The aim of this study is to explore the extent to which COVID-19 and associated government responses and measures such as physical distancing, movement restrictions and lockdowns, affect the ability of urban poor and vulnerable individuals to access health services, education, and whether they are able to meet their food and nutrition security needs.

This preliminary study is part of a larger panel study which will examine, in more depth, the impact of COVID-19 and government measures such as movement restrictions, physical distancing and others, on poor households and vulnerable groups (including refugees and IDPs) in urban areas of ten cities in Ethiopia.

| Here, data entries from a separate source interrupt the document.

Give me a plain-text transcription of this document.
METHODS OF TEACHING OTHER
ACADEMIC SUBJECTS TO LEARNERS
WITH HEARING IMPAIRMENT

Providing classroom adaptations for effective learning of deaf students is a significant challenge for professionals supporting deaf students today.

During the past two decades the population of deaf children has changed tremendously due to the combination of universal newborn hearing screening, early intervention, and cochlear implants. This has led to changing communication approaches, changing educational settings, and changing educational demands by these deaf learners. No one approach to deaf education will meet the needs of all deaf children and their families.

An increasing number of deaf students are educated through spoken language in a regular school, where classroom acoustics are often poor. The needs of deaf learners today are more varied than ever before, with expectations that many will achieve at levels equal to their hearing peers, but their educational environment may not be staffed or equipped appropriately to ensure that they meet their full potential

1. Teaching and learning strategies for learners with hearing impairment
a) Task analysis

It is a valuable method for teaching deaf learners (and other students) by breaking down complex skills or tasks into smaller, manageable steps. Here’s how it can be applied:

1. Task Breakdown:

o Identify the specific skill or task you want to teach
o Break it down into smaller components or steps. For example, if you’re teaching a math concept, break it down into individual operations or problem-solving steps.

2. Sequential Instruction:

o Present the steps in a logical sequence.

The panel study aims to conduct monthly qualitative phone interviews with 300 households, 40 CSOs/NGOs, and 50 health facilities and 150 health workers across the ten cities (Addis Ababa, Mekelle, Dire Dawa, Adama, Gambella, Bahir Dar, Jijiga, Bulehora, Logia and Semera). The study is funded by the UK Department for International Development (DFID) under the Maintaining Essential Services After Natural Disasters operational research (Maintains) programme.